Saturday, August 18, 2012

Flying

As most of you know, we flew home from Kansas yesterday. It’s been great to be home. It’s always nice to be with family. But I really miss being home in my own space. I truly am a homebody. But anyway, that’s not really what I wanted to write about today. I wanted to write about flying.

I’ve flown several times in my life. But I still get really nervous at both the take off and landing. Coming back into Portland this time wasn’t too bad. But on the way out to Kansas, when we started our decent, you could just feel the change in course. It felt like the bottom was falling out of the plane. It was one of the most unnerving feelings I’ve ever had. Just felt like we were falling out of the sky. Which I guess, technically, we were.

I’m not saying that I’m really scared of flying. Just can never really get over that feeling of, is this tin can really going to fly this time? Or is this the time that it all fails? I know it’s not really a rational fear. More than likely nothing will ever happen to me while flying. But it’s still there every time we take off.

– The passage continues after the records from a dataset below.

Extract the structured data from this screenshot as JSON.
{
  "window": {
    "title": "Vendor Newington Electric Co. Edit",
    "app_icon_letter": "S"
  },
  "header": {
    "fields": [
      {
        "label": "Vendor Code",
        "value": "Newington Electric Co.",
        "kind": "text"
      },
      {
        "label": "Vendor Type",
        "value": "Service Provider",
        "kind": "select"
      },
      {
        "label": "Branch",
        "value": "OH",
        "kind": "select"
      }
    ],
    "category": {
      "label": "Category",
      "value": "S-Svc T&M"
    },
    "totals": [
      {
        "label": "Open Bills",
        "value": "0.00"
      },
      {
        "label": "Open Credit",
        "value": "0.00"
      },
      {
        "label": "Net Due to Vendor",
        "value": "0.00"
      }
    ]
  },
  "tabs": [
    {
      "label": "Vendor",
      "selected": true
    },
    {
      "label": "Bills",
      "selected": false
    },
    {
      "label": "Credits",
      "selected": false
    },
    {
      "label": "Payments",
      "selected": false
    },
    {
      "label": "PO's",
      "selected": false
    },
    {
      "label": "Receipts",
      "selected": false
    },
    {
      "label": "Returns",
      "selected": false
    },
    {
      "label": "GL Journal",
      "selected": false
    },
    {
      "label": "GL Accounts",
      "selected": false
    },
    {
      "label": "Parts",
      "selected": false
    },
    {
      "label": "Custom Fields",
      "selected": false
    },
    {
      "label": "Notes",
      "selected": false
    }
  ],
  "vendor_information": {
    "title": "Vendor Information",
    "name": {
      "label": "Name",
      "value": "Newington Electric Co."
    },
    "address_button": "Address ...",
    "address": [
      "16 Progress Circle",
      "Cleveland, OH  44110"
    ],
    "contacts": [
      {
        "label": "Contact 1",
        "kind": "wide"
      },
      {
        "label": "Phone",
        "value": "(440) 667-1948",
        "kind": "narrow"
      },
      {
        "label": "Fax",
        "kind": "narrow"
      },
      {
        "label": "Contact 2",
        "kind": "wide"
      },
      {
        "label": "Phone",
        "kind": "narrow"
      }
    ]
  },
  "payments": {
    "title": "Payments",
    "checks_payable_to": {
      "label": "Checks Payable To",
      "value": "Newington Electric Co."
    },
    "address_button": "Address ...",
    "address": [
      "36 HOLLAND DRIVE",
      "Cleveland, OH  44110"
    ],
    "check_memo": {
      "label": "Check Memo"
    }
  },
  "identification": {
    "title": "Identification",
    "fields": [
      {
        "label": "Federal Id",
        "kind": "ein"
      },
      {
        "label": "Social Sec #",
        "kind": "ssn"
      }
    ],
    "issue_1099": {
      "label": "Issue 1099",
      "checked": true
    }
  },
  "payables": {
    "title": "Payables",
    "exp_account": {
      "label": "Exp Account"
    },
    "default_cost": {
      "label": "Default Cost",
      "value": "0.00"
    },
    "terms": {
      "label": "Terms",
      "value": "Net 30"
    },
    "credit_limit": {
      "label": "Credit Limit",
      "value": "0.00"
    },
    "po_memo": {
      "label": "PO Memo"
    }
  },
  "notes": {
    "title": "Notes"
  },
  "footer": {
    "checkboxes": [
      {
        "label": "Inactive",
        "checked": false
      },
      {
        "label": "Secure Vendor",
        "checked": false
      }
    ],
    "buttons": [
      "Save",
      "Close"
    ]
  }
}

Now that we have kids, it’s even more interesting. I have to remain calm for their sake. I need to remember to be calm and act like everything is ok. That there is no question that this plane will make it off the ground. Which is actually one of the ways that has made it easier to fly this year. Max is amazed and enthralled by both the take off and landing. So, I’m able to see it through his eyes and be happy and excited with him, and it kind of makes everything a little easier to get through.

We had another great flight though. Max actually took a nap for the first half of the flight. And Chloe slept off and on. All in all it was a pretty great experience. Just a little minor anxiety. But there’s nothing new about that for me.